A hospital in Paris has suspended a study on intestinal diseases after it received too many stool donations. According to Medical Express, researchers at the Saint-Antoine hospital were offering 50 euros to eligible members of the public willing to donate stool samples as part of a study on fecal transplantation, or bacteriotherapy, as a potential treatment for intestinal inflammation. Fecal transplants are currently used to treat patients suffering from recurrent C. difficile colitis. The project's lead gastroenterologist Harry Sokol told reporters that a poster was originally placed in hospitals and medical schools seeking donors, but someone reportedly posted an image of the poster on social media, where it spread quickly. “People thought it meant: Give us your stools, we'll give you 50 euros,” Sokol said. The telephone hotline and email for the project were overwhelmed by responses, and researchers decided to close the call for donors. Sokol said inquiries continued even after the invitation had been closed—some in person. Despite the large numbers of donations, half of the study has been canceled, because requirements are strict and many potential candidates will be removed after their samples are subjected to a rigorous selection process. Sokol said that many were “devastated” by the project's termination.

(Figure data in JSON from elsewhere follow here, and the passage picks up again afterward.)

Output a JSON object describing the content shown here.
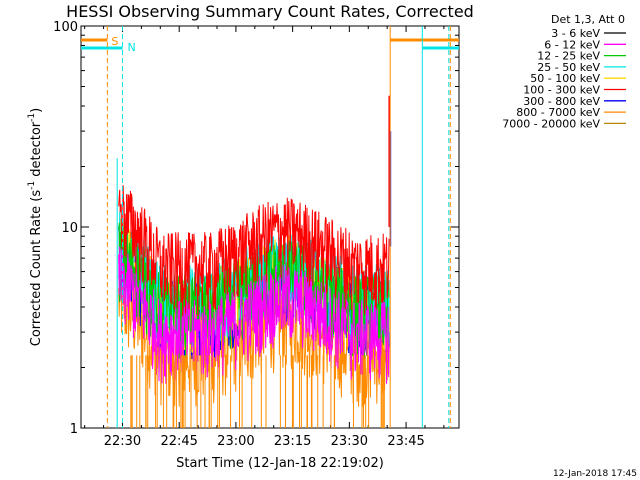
{
  "chart_data": {
    "type": "line",
    "title": "HESSI Observing Summary Count Rates, Corrected",
    "xlabel": "Start Time (12-Jan-18 22:19:02)",
    "ylabel_main": "Corrected Count Rate (s",
    "ylabel_sup1": "-1",
    "ylabel_mid": " detector",
    "ylabel_sup2": "-1",
    "ylabel_end": ")",
    "yscale": "log",
    "ylim": [
      1,
      100
    ],
    "xlim_min": [
      19.03,
      81.5
    ],
    "x_ticks": [
      {
        "min": 30,
        "label": "22:30"
      },
      {
        "min": 45,
        "label": "22:45"
      },
      {
        "min": 60,
        "label": "23:00"
      },
      {
        "min": 75,
        "label": "23:15"
      },
      {
        "min": 90,
        "label": "23:30"
      },
      {
        "min": 105,
        "label": "23:45"
      }
    ],
    "y_ticks": [
      {
        "v": 1,
        "label": "1"
      },
      {
        "v": 10,
        "label": "10"
      },
      {
        "v": 100,
        "label": "100"
      }
    ],
    "legend_header": "Det 1,3, Att 0",
    "series": [
      {
        "name": "3 - 6 keV",
        "color": "#000000",
        "level": 0
      },
      {
        "name": "6 - 12 keV",
        "color": "#ff00ff",
        "level": 3.0
      },
      {
        "name": "12 - 25 keV",
        "color": "#00cc00",
        "level": 4.0
      },
      {
        "name": "25 - 50 keV",
        "color": "#00e5e5",
        "level": 4.5
      },
      {
        "name": "50 - 100 keV",
        "color": "#ffd700",
        "level": 4.2
      },
      {
        "name": "100 - 300 keV",
        "color": "#ff0000",
        "level": 6.5
      },
      {
        "name": "300 - 800 keV",
        "color": "#0000ff",
        "level": 4.0
      },
      {
        "name": "800 - 7000 keV",
        "color": "#ff8c00",
        "level": 2.3
      },
      {
        "name": "7000 - 20000 keV",
        "color": "#b8860b",
        "level": 0
      }
    ],
    "markers": [
      {
        "label": "S",
        "color": "#ff8c00",
        "start_min": 19.03,
        "end_min": 26
      },
      {
        "label": "N",
        "color": "#00e5e5",
        "start_min": 19.03,
        "end_min": 30
      }
    ],
    "timestamp": "12-Jan-2018 17:45"
  }
}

A man says he spent $4,000 constructing a sculpture of a giant middle finger and installing it near a highway to express distaste for his local government. WCAX in Vermont reports a Westford man has erected the wooden sculpture so that it can be seen above the treeline surrounding business owner Ted Pelkey's property. When confronted by reporters about the sculpture's purpose, Pelkey said it was intended as a message for Westford town officials. Pelkey told reporters that he wants to move his truck repair and monofilament recycling business to the property so he can attract more customers and avoid renting in a nearby town. The town's Development Review Board reportedly voiced concerns with how the property would be used, but Pelkey says he's being targeted because of a personal grudge. He ensured reporters that the sculpture was only intended for the board, and not for residents. “I’m hoping we can get it through to the people in the town of Westford to have a really long look at the people who are running their town,” he said. The Vermont Agency of Transportation says the sculpture is public art and cannot be removed by the town.

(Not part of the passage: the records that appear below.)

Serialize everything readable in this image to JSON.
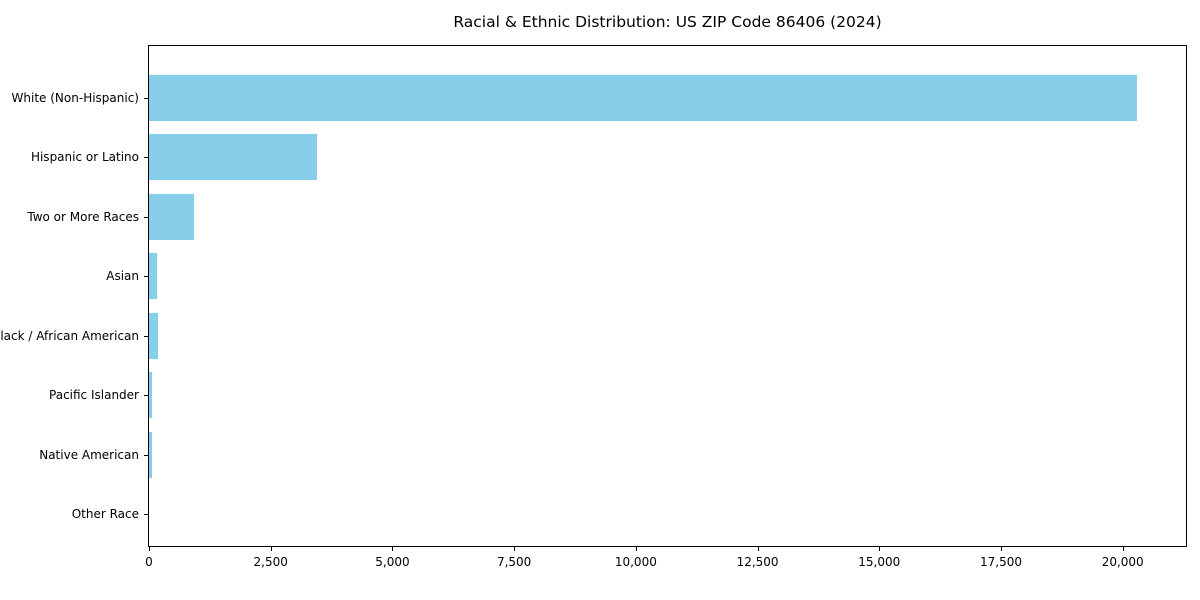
{
  "chart_data": {
    "type": "bar",
    "orientation": "horizontal",
    "title": "Racial & Ethnic Distribution: US ZIP Code 86406 (2024)",
    "categories": [
      "White (Non-Hispanic)",
      "Hispanic or Latino",
      "Two or More Races",
      "Asian",
      "Black / African American",
      "Pacific Islander",
      "Native American",
      "Other Race"
    ],
    "values": [
      20300,
      3450,
      925,
      165,
      185,
      60,
      70,
      0
    ],
    "bar_color": "#87CEEB",
    "text_color": "#000000",
    "spine_color": "#000000",
    "background_color": "#ffffff",
    "xlabel": "",
    "ylabel": "",
    "xlim": [
      0,
      21300
    ],
    "x_ticks": [
      {
        "label": "0",
        "value": 0
      },
      {
        "label": "2,500",
        "value": 2500
      },
      {
        "label": "5,000",
        "value": 5000
      },
      {
        "label": "7,500",
        "value": 7500
      },
      {
        "label": "10,000",
        "value": 10000
      },
      {
        "label": "12,500",
        "value": 12500
      },
      {
        "label": "15,000",
        "value": 15000
      },
      {
        "label": "17,500",
        "value": 17500
      },
      {
        "label": "20,000",
        "value": 20000
      }
    ],
    "grid": "off",
    "legend": "none"
  }
}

A substitute teacher allegedly told a class of first graders that Santa wasn't real. According to NJ.com, the teacher also said that the Easter Bunny and Tooth Fairy were imaginary figures. Montville Township School District superintendent René Rotvar told reporters the unidentified teacher was confronted by a child claiming that Santa Claus was a real person. The unnamed teacher reportedly argued with the first grader, presumably winning the debate. According to Rotvar, the students went on to question the teacher about the Easter Bunny, Tooth Fairy, leprechauns and Elf on the Shelf. “She proceeded to debunk all of it,” Rotvar said. The teacher in question is no longer working at the district, but it is unclear whether they were fired or left voluntarily. She reportedly worked for the district for at least a year. In a letter to parents, Cedar Hill Elementary School principal Michael Raj apologized for the substitute's “poor judgment” and warned them to prepare for uncomfortable conversations at home. The existence of Santa has been widely disputed.